In his speech in reply to Hayne he hinted that, if he were
imperatively called upon to meet blows with blows, he might be found
fully equal to his antagonists in that ignoble province of intellectual
pugilism; but that he preferred the more civilized struggle of brain
with brain, in a contest which was to decide questions of principle. In
the Senate, where he could meet his political opponents face to face,
few dared to venture to degrade the subject in debate from the
discussion of principles to the miserable subterfuge of imputing bad
motives as a sufficient answer to good arguments; but still many of
these dignified gentlemen smiled approval on the efforts of the
low-minded, small-minded caucus-speakers of their party, when they
declared that Webster's logic was unworthy of consideration, because he
was bought by the Bank, or bought by the manufacturers of Massachusetts,
or bought by some other combination of persons who were supposed to be
the deadly enemies of the laboring men of the country.

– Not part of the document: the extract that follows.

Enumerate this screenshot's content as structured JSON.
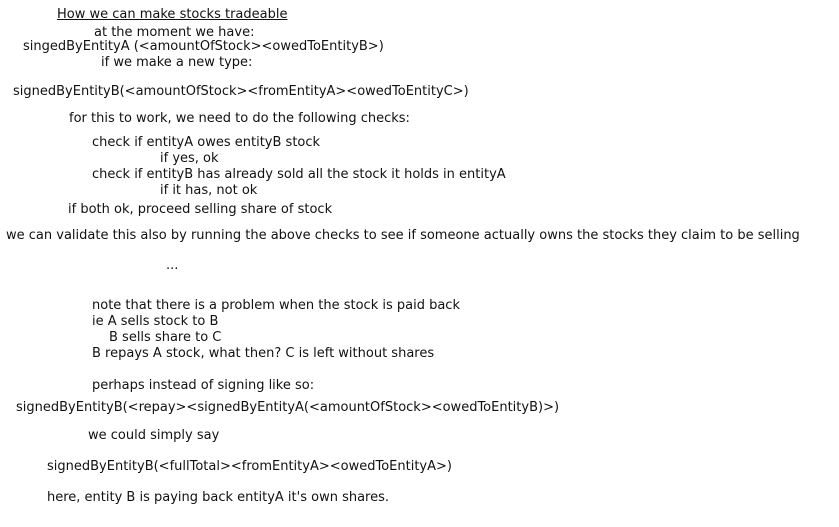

On some rare
occasions Webster's wrath broke out in such smiting words that his
adversaries were cowed into silence, and cursed the infatuation which
had led them to overlook the fact that the "logic-machine" had in it
invectives more terrible than its reasonings. But generally he refrained
from using the giant's power "like a giant"; and it is almost pathetic
to remember that, when Mr. Everett undertook to edit, in 1851, the
standard edition of his works, Webster gave directions to expunge all
personalities from his speeches, even when those personalities were the
just punishment of unprovoked attacks on his integrity as a man.